W.T. Yeung and R.T. Howe

UC Berkeley EE 105

This experiment will introduce techniques for current source biasing. Several different current sources will be considered. Some requirements for current sources include high output resistance with a wide range of voltage drops and independence from external factors such as supply variation or temperature variation. The second kind of source we'll be considering is a voltage source. MOS current sources often are biased from a voltage source. An independent voltage source is important to keep a current source properly biased without any variations.

To show your understanding of the lab, your write-up should contain:

A discussion on the different types of current sources

A discussion on the choosing the right type of current source

A discussion on the valid range of operation for various current sources

H & S: Chapter 9.4

For the current sources in figures 1 and 2, what is I_REF, I_OUT, the current supply's internal resistance (in terms of small signal parameters) and the minimum output voltage required to have the circuit act as a current source. Let R_REF=1 k.

For the circuit in figure 4, determine the current through R_REF if all the devices have W/L=1. Use your measured values for K_n and K_p. Let R_REF=1 k and ignore the backgate effect.

1. Construct the circuit in figure 1. Let R_REF=5 k. Find and record the current I_REF.

FIGURE 1.

2. Vary the output voltage from 0 to 5 V and measure the current I_SUP from the voltage drop across the 1 k resistor. You should record several points below 0.5 V in order to observe saturation effects. Use a 100 resistor if the supply voltage is unsteady.

3. Plot I_SUP vs. V_OUT. and I_SUP vs. V_CC - V_OUT = V_SUP. Compare the results with SPICE.

4. From the plot, find the output resistance.

1. Figure 2 shows a cascode current sink from Lab Chip 5.

2. Place the Lab Chip 5 into the test fixture of the HP-4145.

3. Load the program PCS using the keystrokes: [GET] PCS [EXE].

4. Connect SMU1 to the BIAS pin and SMU2 to the OUT pin.

5. Enter for the constant-slope current the nominal current you found in procedure 3.1.

6. Execute the program to obtain the plot of the cascode's I-V characteristics.

7. Using the Marker and Cursor, find the output resistance. (refer to Exp. 1 if you have forgotten how to find the slope of a line.)

8. Note the minimum operating voltage for this current source.

9. How does the cascode compare with the simple current source?

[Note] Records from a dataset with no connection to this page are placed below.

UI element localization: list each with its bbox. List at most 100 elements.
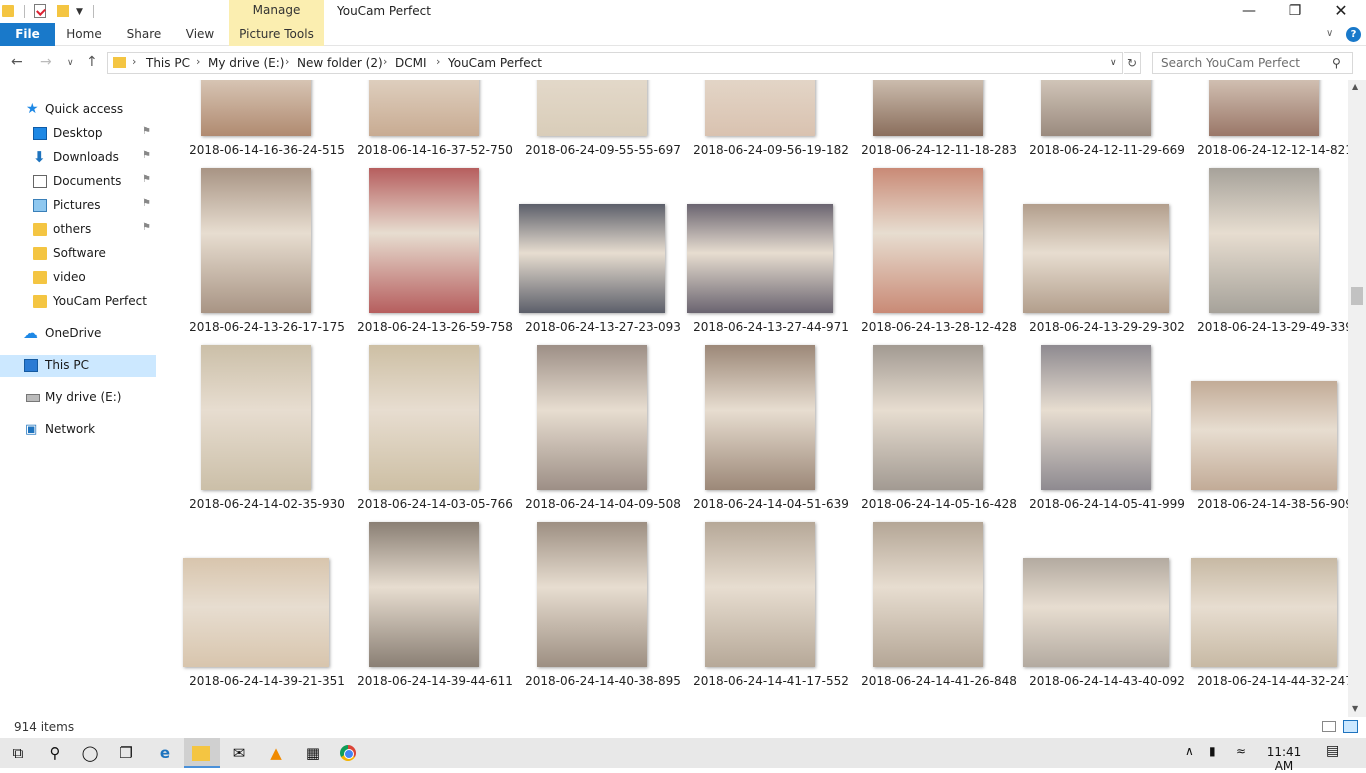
file-tile[interactable]: 2018-06-24-09-55-55-697 xyxy=(519,80,687,158)
file-tile[interactable]: 2018-06-24-12-11-18-283 xyxy=(855,80,1023,158)
details-view-icon[interactable] xyxy=(1322,721,1336,732)
file-tile[interactable]: 2018-06-24-12-12-14-821 xyxy=(1191,80,1348,158)
tab-share[interactable]: Share xyxy=(118,23,170,46)
nav-onedrive[interactable]: ☁ OneDrive xyxy=(0,323,156,345)
file-name-label: 2018-06-24-14-43-40-092 xyxy=(1029,674,1185,688)
photo-thumbnail xyxy=(537,80,647,136)
breadcrumb-new-folder[interactable]: New folder (2) xyxy=(297,56,383,70)
properties-icon[interactable] xyxy=(34,4,46,18)
file-tile[interactable]: 2018-06-24-14-39-44-611 xyxy=(351,512,519,689)
close-button[interactable]: ✕ xyxy=(1318,0,1364,23)
file-tile[interactable]: 2018-06-24-14-04-09-508 xyxy=(519,335,687,512)
refresh-icon[interactable]: ↻ xyxy=(1124,52,1141,74)
nav-item[interactable]: others ⚑ xyxy=(0,219,156,241)
scroll-down-icon[interactable]: ▼ xyxy=(1352,704,1358,713)
forward-arrow-icon[interactable]: → xyxy=(40,54,52,70)
restore-button[interactable]: ❐ xyxy=(1272,0,1318,23)
photos-icon[interactable]: ▦ xyxy=(303,743,323,763)
file-tile[interactable]: 2018-06-24-13-29-29-302 xyxy=(1023,158,1191,335)
tab-home[interactable]: Home xyxy=(58,23,110,46)
breadcrumb-separator[interactable]: › xyxy=(132,55,136,68)
file-tile[interactable]: 2018-06-24-13-27-23-093 xyxy=(519,158,687,335)
nav-my-drive[interactable]: My drive (E:) xyxy=(0,387,156,409)
file-tile[interactable]: 2018-06-24-14-03-05-766 xyxy=(351,335,519,512)
file-tile[interactable]: 2018-06-24-14-05-41-999 xyxy=(1023,335,1191,512)
file-tile[interactable]: 2018-06-24-13-27-44-971 xyxy=(687,158,855,335)
file-tile[interactable]: 2018-06-24-14-43-40-092 xyxy=(1023,512,1191,689)
breadcrumb-separator[interactable]: › xyxy=(383,55,387,68)
large-icons-view-icon[interactable] xyxy=(1343,720,1358,733)
address-bar[interactable]: › This PC › My drive (E:) › New folder (… xyxy=(107,52,1123,74)
address-dropdown-icon[interactable]: ∨ xyxy=(1110,58,1117,68)
nav-network[interactable]: ▣ Network xyxy=(0,419,156,441)
breadcrumb-dcmi[interactable]: DCMI xyxy=(395,56,427,70)
scroll-up-icon[interactable]: ▲ xyxy=(1352,82,1358,91)
file-tile[interactable]: 2018-06-24-14-40-38-895 xyxy=(519,512,687,689)
file-tile[interactable]: 2018-06-24-13-26-59-758 xyxy=(351,158,519,335)
up-arrow-icon[interactable]: ↑ xyxy=(86,54,98,70)
file-tile[interactable]: 2018-06-24-13-29-49-339 xyxy=(1191,158,1348,335)
clock[interactable]: 11:41 AM xyxy=(1256,745,1312,773)
expand-ribbon-icon[interactable]: ∨ xyxy=(1326,28,1333,39)
nav-quick-access[interactable]: ★ Quick access xyxy=(0,99,156,121)
action-center-icon[interactable]: ▤ xyxy=(1326,743,1339,759)
breadcrumb-this-pc[interactable]: This PC xyxy=(146,56,190,70)
nav-item[interactable]: Documents ⚑ xyxy=(0,171,156,193)
vertical-scrollbar[interactable]: ▲ ▼ xyxy=(1348,80,1366,717)
cortana-icon[interactable]: ◯ xyxy=(80,743,100,763)
nav-item[interactable]: ⬇ Downloads ⚑ xyxy=(0,147,156,169)
edge-browser-icon[interactable]: e xyxy=(155,743,175,763)
back-arrow-icon[interactable]: ← xyxy=(11,54,23,70)
nav-item[interactable]: Pictures ⚑ xyxy=(0,195,156,217)
file-tile[interactable]: 2018-06-24-13-26-17-175 xyxy=(183,158,351,335)
chrome-icon[interactable] xyxy=(340,745,356,761)
file-tile[interactable]: 2018-06-24-14-39-21-351 xyxy=(183,512,351,689)
windows-start-icon[interactable]: ⧉ xyxy=(8,743,28,763)
search-icon[interactable]: ⚲ xyxy=(1332,56,1341,70)
search-input[interactable]: Search YouCam Perfect xyxy=(1152,52,1353,74)
file-tile[interactable]: 2018-06-24-12-11-29-669 xyxy=(1023,80,1191,158)
file-tile[interactable]: 2018-06-24-14-02-35-930 xyxy=(183,335,351,512)
breadcrumb-my-drive[interactable]: My drive (E:) xyxy=(208,56,284,70)
minimize-button[interactable]: — xyxy=(1226,0,1272,23)
file-tile[interactable]: 2018-06-24-14-04-51-639 xyxy=(687,335,855,512)
breadcrumb-separator[interactable]: › xyxy=(436,55,440,68)
nav-item[interactable]: YouCam Perfect xyxy=(0,291,156,313)
new-folder-icon[interactable] xyxy=(57,5,69,17)
file-tile[interactable]: 2018-06-24-14-44-32-247 xyxy=(1191,512,1348,689)
scroll-thumb[interactable] xyxy=(1351,287,1363,305)
manage-context-tab[interactable]: Manage xyxy=(229,0,324,23)
breadcrumb-youcam-perfect[interactable]: YouCam Perfect xyxy=(448,56,542,70)
tab-picture-tools[interactable]: Picture Tools xyxy=(229,23,324,46)
nav-item[interactable]: video xyxy=(0,267,156,289)
tab-view[interactable]: View xyxy=(178,23,222,46)
vlc-icon[interactable]: ▲ xyxy=(266,743,286,763)
nav-this-pc[interactable]: This PC xyxy=(0,355,156,377)
file-tile[interactable]: 2018-06-24-14-41-26-848 xyxy=(855,512,1023,689)
mail-icon[interactable]: ✉ xyxy=(229,743,249,763)
file-tile[interactable]: 2018-06-24-09-56-19-182 xyxy=(687,80,855,158)
help-icon[interactable]: ? xyxy=(1346,27,1361,42)
file-tile[interactable]: 2018-06-24-14-05-16-428 xyxy=(855,335,1023,512)
battery-icon[interactable]: ▮ xyxy=(1209,744,1216,758)
file-tile[interactable]: 2018-06-14-16-36-24-515 xyxy=(183,80,351,158)
file-name-label: 2018-06-14-16-36-24-515 xyxy=(189,143,345,157)
file-tile[interactable]: 2018-06-24-13-28-12-428 xyxy=(855,158,1023,335)
wifi-icon[interactable]: ≈ xyxy=(1236,744,1246,758)
task-view-icon[interactable]: ❐ xyxy=(116,743,136,763)
nav-item[interactable]: Desktop ⚑ xyxy=(0,123,156,145)
file-tile[interactable]: 2018-06-14-16-37-52-750 xyxy=(351,80,519,158)
nav-item[interactable]: Software xyxy=(0,243,156,265)
tab-file[interactable]: File xyxy=(0,23,55,46)
file-explorer-icon[interactable] xyxy=(192,746,210,761)
folder-icon[interactable] xyxy=(2,5,14,17)
nav-label: Software xyxy=(53,246,106,260)
breadcrumb-separator[interactable]: › xyxy=(196,55,200,68)
search-icon[interactable]: ⚲ xyxy=(45,743,65,763)
customize-quick-access-icon[interactable]: ▼ xyxy=(76,7,83,17)
recent-locations-icon[interactable]: ∨ xyxy=(67,58,74,68)
file-tile[interactable]: 2018-06-24-14-38-56-909 xyxy=(1191,335,1348,512)
file-tile[interactable]: 2018-06-24-14-41-17-552 xyxy=(687,512,855,689)
breadcrumb-separator[interactable]: › xyxy=(285,55,289,68)
show-hidden-icons-icon[interactable]: ∧ xyxy=(1185,744,1194,758)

10. Obtain a hardcopy of your data.

FIGURE 2.

FIGURE 3.

The following schematic shows a totem pole voltage source.

FIGURE 4.

1. Construct the circuit by placing a 1 k resistor for R_REF between V_REF1 and V_REF2. Measure the drain current and the reference voltages.

2. How do the reference voltages compare with theoretical values? How can you account for the difference?

3. The reference voltages act like batteries. Their values remain constant as long as there are no leakage currents at that node. For the NMOS transistor shown in figure 5, use V_REF2 to generate a reference current, I_OUT. Vary V_OUT and determine the minimum output voltage of this NMOS current source. What is the output resistance?

4. Replace the NMOS with one with a different W/L ratio on Lab Chip 1 (Drain = PIN 6, Gate = PIN 7, Source = PIN 8, and W/L=46.5/3) and repeat procedure 3. How do the results compare?

FIGURE 5.

1. Construct the current mirror shown below (devices on Lab Chip 2).

FIGURE 6. Resistor Ratioed Current Source

Let R₁ = R₂ = 100 and R_REF=5 k.

2. Record values for I_SUP, V_BE1 and V_BE2.

3. Change the value of resistor R₂ to 1 k. What is I_OUT?

4. Now switch the resistors. What is I_SUP now?

5. Derive an approximate relationship between I_SUP and I_REF. Does your data follow this relationship?

6. Let R₁ = 1k and R₂ be 100, 3k, followed by 5k. This should give you better insight into how this mirror works. You need not take a detailed sweep here.